The current study infers from the above observations that coexistence of loneliness and depression in those with schizophrenia is a possibility only if their self-perceptions are more pessimistic. However, depression has been attributed to schizophrenia itself. It has been noticed that there is an acute phase of illness and 50% of those with schizophrenia suffer a marked depression at the beginning of hospitalization (28). But little is known about the depression of those with schizophrenia who are in the state of remission of overt psychotic features. If this study makes use of the explanation of Horowtiz, French, and Anderson (45) regarding the presence of loneliness as a strong indicator of depression and not vice versa, it is reasonable to think that the presence of loneliness may be an antecedent of depression among the participants of this study, not that schizophrenia acts as an antecedent of depression. However, this has to be validated by further studies.
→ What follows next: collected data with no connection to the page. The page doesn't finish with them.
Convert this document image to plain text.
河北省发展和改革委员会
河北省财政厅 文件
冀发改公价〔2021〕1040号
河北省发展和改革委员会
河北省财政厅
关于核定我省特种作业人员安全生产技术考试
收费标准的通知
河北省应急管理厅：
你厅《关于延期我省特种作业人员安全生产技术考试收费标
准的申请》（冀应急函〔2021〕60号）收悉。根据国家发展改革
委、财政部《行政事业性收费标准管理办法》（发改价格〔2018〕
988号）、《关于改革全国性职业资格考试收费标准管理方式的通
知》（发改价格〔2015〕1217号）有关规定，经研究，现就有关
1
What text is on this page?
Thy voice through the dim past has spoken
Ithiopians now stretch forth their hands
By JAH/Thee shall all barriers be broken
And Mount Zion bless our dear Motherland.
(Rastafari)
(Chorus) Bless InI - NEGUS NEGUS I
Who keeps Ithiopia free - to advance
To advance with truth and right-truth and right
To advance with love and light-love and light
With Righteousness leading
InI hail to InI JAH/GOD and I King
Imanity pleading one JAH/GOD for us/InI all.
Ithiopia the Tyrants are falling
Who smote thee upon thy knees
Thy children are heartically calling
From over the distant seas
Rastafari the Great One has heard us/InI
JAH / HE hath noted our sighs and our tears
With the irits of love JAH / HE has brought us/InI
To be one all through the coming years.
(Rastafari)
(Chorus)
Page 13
The presence of depression among participants of this study could be due to multiple factors like self-blaming attributional style (12) and low self-esteem (64). A recent study identified that depression and poor self-esteem were correlated among individuals with schizophrenia (65) and thus strengthening the influence of negative self-perceptions in the origin and continuance of loneliness in the life of individuals affected by schizophrenia.
Conclusion
Various findings of predominance and mediating influence of negative self-perceptions bring evidence that coexistence of loneliness and depression is a possibility only if self-perceptions of persons affected by schizophrenia are more pessimistic and self-derogatory. Even when the confounding effect of depression on loneliness is controlled, negative self-perceptions could still be a significant predisposing and maintaining factor of loneliness. As negative self-perceptions could adversely affect the quality and quantity of social network contacts, it is highly suggested to initially deal with the issue of negative self-perceptions in order to bring out effective social and family relationships and thereby reduce loneliness and the risks associated with it. Efforts to improve the quality of life of people with schizophrenia should also include a careful monitoring of depression and particular attention to the satisfaction of unmet needs within the person's domains of self, social connections, and family. The small sample may limit generalization and future research should examine the experience of women too.
Acknowledgements
This research was supported with a Faculty Research Grant of the University of the Philippines, as the author is teaching in the same University as Assistant Professor of Psychology, Clarkfiled, Pampanga. The author gratefully acknowledges the contributions of Dr. Juliet C. Mallari, and the administrators and participants from National Center for Mental Health and Plainview Homecare Center, Mandaluyong City, Philippines, Dr. Violeta V. Bautista and other reviewers in the completion of this work.